3. Pengurangan Kemacetan dan Polusi

  • Promosi Transportasi Aktif: Peta ini mendorong penggunaan berjalan kaki atau bersepeda, yang dapat mengurangi ketergantungan pada kendaraan bermotor, kemacetan, dan emisi karbon.
  • Perencanaan Jalur Transportasi Berkelanjutan: Data isochrome dapat digunakan untuk merancang jalur sepeda dan trotoar yang lebih baik, meningkatkan keselamatan dan kenyamanan pengguna.

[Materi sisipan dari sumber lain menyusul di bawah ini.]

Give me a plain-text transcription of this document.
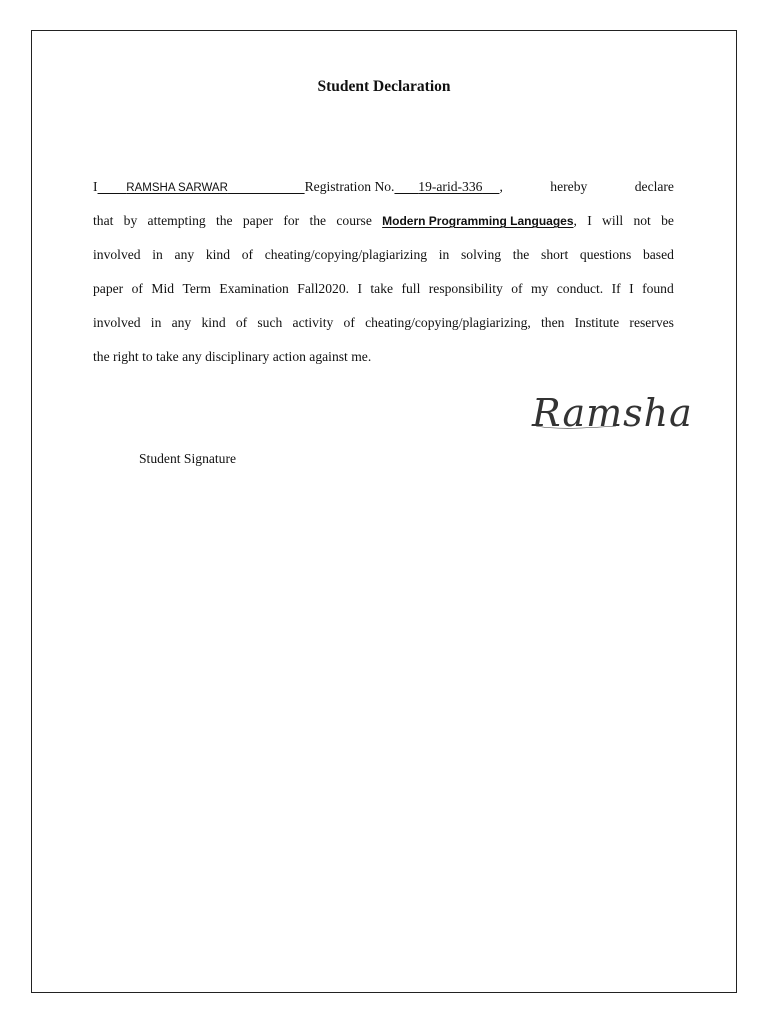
Student Declaration
I	RAMSHA SARWAR	Registration No. 19-arid-336 ,	hereby	declare
that by attempting the paper for the course Modern Programming Languages, I will not be
involved in any kind of cheating/copying/plagiarizing in solving the short questions based
paper of Mid Term Examination Fall2020. I take full responsibility of my conduct. If I found
involved in any kind of such activity of cheating/copying/plagiarizing, then Institute reserves
the right to take any disciplinary action against me.
Ramsha

Student Signature
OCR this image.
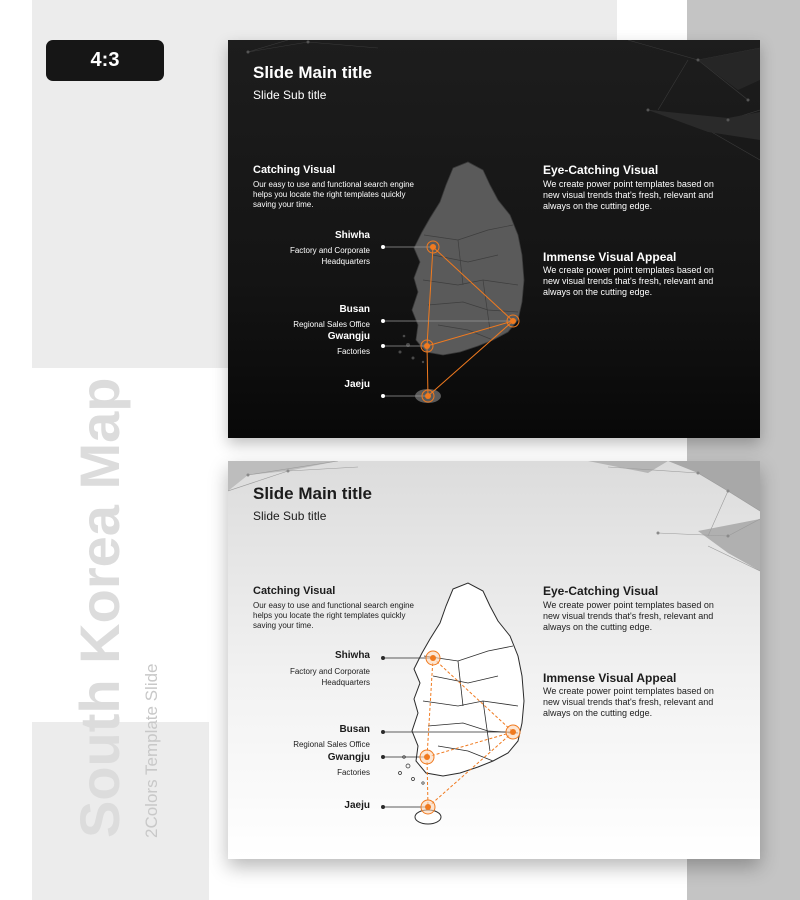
4:3
South Korea Map 2Colors Template Slide
Slide Main title
Slide Sub title
Catching Visual
Our easy to use and functional search engine
helps you locate the right templates quickly
saving your time.
Eye-Catching Visual
We create power point templates based on
new visual trends that's fresh, relevant and
always on the cutting edge.
Immense Visual Appeal
We create power point templates based on
new visual trends that's fresh, relevant and
always on the cutting edge.
Shiwha
Factory and Corporate
Headquarters
Busan
Regional Sales Office
Gwangju
Factories
Jaeju
Slide Main title
Slide Sub title
Catching Visual
Our easy to use and functional search engine
helps you locate the right templates quickly
saving your time.
Eye-Catching Visual
We create power point templates based on
new visual trends that's fresh, relevant and
always on the cutting edge.
Immense Visual Appeal
We create power point templates based on
new visual trends that's fresh, relevant and
always on the cutting edge.
Shiwha
Factory and Corporate
Headquarters
Busan
Regional Sales Office
Gwangju
Factories
Jaeju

4. Pendidikan dan Kesadaran Masyarakat

  • Pemahaman tentang Pola Mobilitas Lokal: Peta ini dapat digunakan untuk meningkatkan kesadaran masyarakat tentang pentingnya pola hidup aktif dan penggunaan ruang publik yang efisien.
  • Peningkatan Partisipasi Masyarakat: Informasi dari peta dapat melibatkan masyarakat dalam diskusi tentang kebutuhan fasilitas publik dan prioritas pembangunan.

KESIMPULAN

Penelitian ini menunjukkan bahwa konsep 15-minute city memiliki potensi besar untuk diterapkan di Kota Bukittinggi, mengingat struktur tata kota yang kompak dan keberagaman fasilitas serta destinasi wisata di wilayah ini. Analisis spasial melalui peta isochrome memperlihatkan bahwa sebagian besar fasilitas publik dan tempat wisata utama dapat diakses dalam waktu 15 menit berjalan kaki atau bersepeda dari pusat kota. Namun, ditemukan beberapa area dengan aksesibilitas yang masih terbatas, terutama untuk fasilitas pendidikan dan kesehatan.

Hasil penelitian ini menegaskan pentingnya perencanaan tata ruang yang terintegrasi untuk mendukung terciptanya lingkungan urban yang inklusif, berkelanjutan, dan ramah lingkungan. Implementasi konsep ini tidak hanya dapat meningkatkan kualitas hidup penduduk lokal dengan memudahkan akses terhadap kebutuhan harian, tetapi juga mendukung pengembangan sektor pariwisata dengan menciptakan pola pergerakan yang lebih efisien bagi wisatawan.

Sebagai langkah lanjutan, pemerintah kota dapat menggunakan hasil penelitian ini untuk mengidentifikasi prioritas pembangunan infrastruktur dan memperkuat sistem transportasi aktif. Dengan demikian, Kota Bukittinggi dapat menjadi contoh kota yang berhasil menerapkan prinsip 15-minute city di Indonesia, sekaligus mewujudkan urbanisme yang lebih manusiawi dan berkelanjutan.

DAFTAR PUSTAKA

Gehl, J. (2010). Cities for People. Washington, DC: Island Press.

Moreno, C., Allam, Z., Chabaud, D., Gall, C., & Pratlong, F. (2021). Introducing the “15-minute city”: Sustainability, resilience, and place identity in future post-pandemic cities. Smart Cities, 4(1), 93–111.

OpenStreetMap contributors. (2024). OpenStreetMap. Retrieved from https://www.openstreetmap.org.

Pemerintah Kota Bukittinggi. (2023). Data fasilitas publik dan destinasi wisata Bukittinggi. Bukittinggi: Dinas Pariwisata dan Kebudayaan.